From Free Life, Issue 29, April 1999
ISSN: 0260 5112
The Subversive Family
Ferdinand Mount
Jonathan Cape, London, 1982, 282 pp., secondhand £5.00 (pbk)

ISBN 0 224 01999 6


Offering powerful evidence for the Libertarian cause from an unexpected quarter, Mount argues that counter to popular conception, neither State nor Church has ever looked benevolently on marriage. Why? Because it is private. For example, discussing the huge obstacles both State and Church have placed in the way of divorce, Mr Mount writes:

Neither the Law nor the Church ever grappled with the idea - common in almost all pre-Christian and non-Christian societies - that any serious conception of marriage must include provision for dissolving disastrous marriages. The belief that it is the State's business to control marriage dies very hard. This is because the idea that marriage is an independent institution with a life of its own is extremely distasteful to the State as it is to the Church - neither of which lightly tolerates any rival for power over human hearts. (p41)

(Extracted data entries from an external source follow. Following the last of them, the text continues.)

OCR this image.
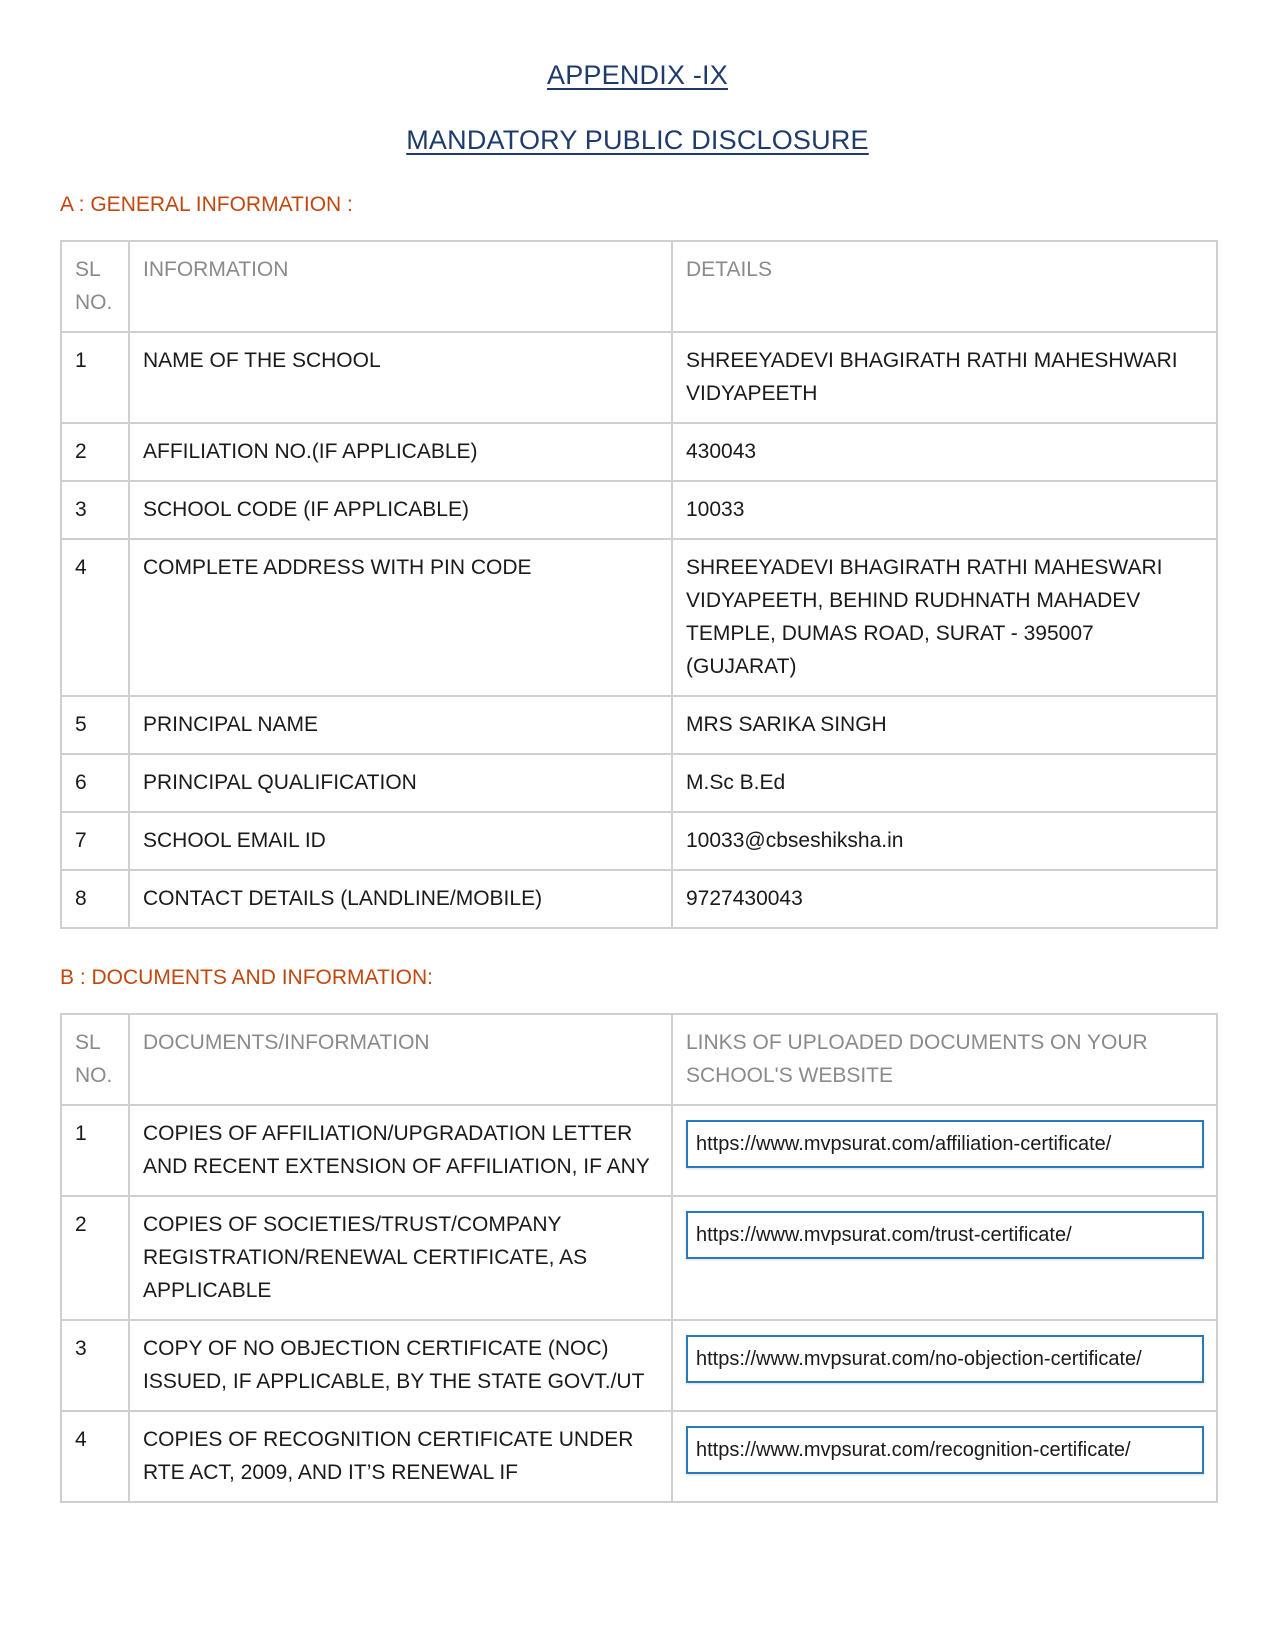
APPENDIX -IX
MANDATORY PUBLIC DISCLOSURE
A : GENERAL INFORMATION :
SL NO.	INFORMATION	DETAILS
1	NAME OF THE SCHOOL	SHREEYADEVI BHAGIRATH RATHI MAHESHWARI VIDYAPEETH
2	AFFILIATION NO.(IF APPLICABLE)	430043
3	SCHOOL CODE (IF APPLICABLE)	10033
4	COMPLETE ADDRESS WITH PIN CODE	SHREEYADEVI BHAGIRATH RATHI MAHESWARI VIDYAPEETH, BEHIND RUDHNATH MAHADEV TEMPLE, DUMAS ROAD, SURAT - 395007 (GUJARAT)
5	PRINCIPAL NAME	MRS SARIKA SINGH
6	PRINCIPAL QUALIFICATION	M.Sc B.Ed
7	SCHOOL EMAIL ID	10033@cbseshiksha.in
8	CONTACT DETAILS (LANDLINE/MOBILE)	9727430043
B : DOCUMENTS AND INFORMATION:
SL NO.	DOCUMENTS/INFORMATION	LINKS OF UPLOADED DOCUMENTS ON YOUR SCHOOL'S WEBSITE
1	COPIES OF AFFILIATION/UPGRADATION LETTER AND RECENT EXTENSION OF AFFILIATION, IF ANY	https://www.mvpsurat.com/affiliation-certificate/

2	COPIES OF SOCIETIES/TRUST/COMPANY REGISTRATION/RENEWAL CERTIFICATE, AS APPLICABLE	https://www.mvpsurat.com/trust-certificate/

3	COPY OF NO OBJECTION CERTIFICATE (NOC) ISSUED, IF APPLICABLE, BY THE STATE GOVT./UT	https://www.mvpsurat.com/no-objection-certificate/

4	COPIES OF RECOGNITION CERTIFICATE UNDER RTE ACT, 2009, AND IT’S RENEWAL IF	https://www.mvpsurat.com/recognition-certificate/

He also explodes a great many myths about marriage: that arranged marriages were the norm in Britain until this century; that child care is a modern invention; that the nuclear family is a recent phenomenon; that romantic love never existed before the 12th century; that divorce is a novelty.

Altogether, a thoroughly readable book which provides a telling illustration of how the mechanism of state coercion, once set in motion, must attempt to bring all aspects of human life under its control.